Estos ciegos, reconocen a Jesús como el Mesías, el Hijo de David, el que viene a liberar. Estos hombres buscan el encuentro cercano con Cristo porque tienen fe en Él y confían en su capacidad de compasión y de acción. También nosotros nos podemos encontrar con el deseo de transformar nuestras miradas opacas, o estancadas, hacia nosotros mismos, hacia los demás, y queramos sinceramente acercar nuestra vida al modo de ver y de proceder de Jesús, hacernos solidarios con Él en su obra redentora, esa que asume la realidad como es, que la ama hasta el extremo, y desde el amor la salva.

Jesús, no centra la sanación solo en su capacidad de sanar sino que por dos veces provoca que los hombres ciegos miren a su interioridad y examinen su fe: ¿Creen que yo puedo hacer lo que me piden? Y luego les dice: Que suceda como ustedes han creído.

Es tan hermoso y a la vez desafiante el saber que Jesús cuenta con nosotros y que nos involucra en su acción liberadora. Que su proceder no es ni superficial, ni impositivo, ni manipulador, sino que su acción se da en el encuentro con nosotros y compromete nuestra interioridad, nuestro deseo y nuestra fe. Más de lo que nosotros podemos imaginar.

La fe nos abre el corazón a la acción de Dios en nosotros, y la fe es un don que Dios da a todos, pero que necesita ser acogido libremente por cada uno para que se despliegue su fuerza en nosotros. La fe en Cristo no es creer, fundamentalmente, en un cúmulo de fórmulas o leyes, sino es confiar en una persona, en Él, en su amor, en su redención. La fe en Cristo es creerle a Él y que esa fe impacte en la esperanza con la que vivimos, y en la caridad con la que actuamos.

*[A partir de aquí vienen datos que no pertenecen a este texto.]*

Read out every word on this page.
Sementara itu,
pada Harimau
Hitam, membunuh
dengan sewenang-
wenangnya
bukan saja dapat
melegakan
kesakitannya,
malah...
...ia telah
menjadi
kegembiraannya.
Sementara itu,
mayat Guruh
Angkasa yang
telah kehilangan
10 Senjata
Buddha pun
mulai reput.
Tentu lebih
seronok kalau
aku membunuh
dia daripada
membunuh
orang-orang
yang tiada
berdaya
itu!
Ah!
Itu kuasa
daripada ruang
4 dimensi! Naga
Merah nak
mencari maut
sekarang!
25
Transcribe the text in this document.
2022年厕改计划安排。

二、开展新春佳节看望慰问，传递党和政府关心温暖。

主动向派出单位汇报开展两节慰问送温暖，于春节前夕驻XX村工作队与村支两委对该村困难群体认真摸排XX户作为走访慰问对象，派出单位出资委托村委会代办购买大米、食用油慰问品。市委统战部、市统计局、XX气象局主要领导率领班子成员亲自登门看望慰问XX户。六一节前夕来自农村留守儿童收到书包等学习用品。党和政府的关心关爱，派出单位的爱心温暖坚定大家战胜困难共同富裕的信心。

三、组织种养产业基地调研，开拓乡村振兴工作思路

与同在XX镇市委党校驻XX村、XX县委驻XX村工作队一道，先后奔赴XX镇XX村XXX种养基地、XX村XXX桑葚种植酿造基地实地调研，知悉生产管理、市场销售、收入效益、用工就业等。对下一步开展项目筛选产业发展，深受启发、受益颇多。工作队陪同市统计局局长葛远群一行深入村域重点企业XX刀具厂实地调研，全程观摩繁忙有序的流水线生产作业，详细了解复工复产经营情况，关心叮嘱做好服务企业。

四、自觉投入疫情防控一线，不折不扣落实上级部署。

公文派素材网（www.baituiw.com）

El adviento es un tiempo para examinar nuestra fe, para reconocer sin justificaciones dónde estamos parados, para desearla y pedirla; para acogerla y para comprometernos con ella. Sólo desde la fe podremos abrirnos al misterio de este Dios que viene a compartir la vida con nosotros tan plenamente que nos hace uno con Él.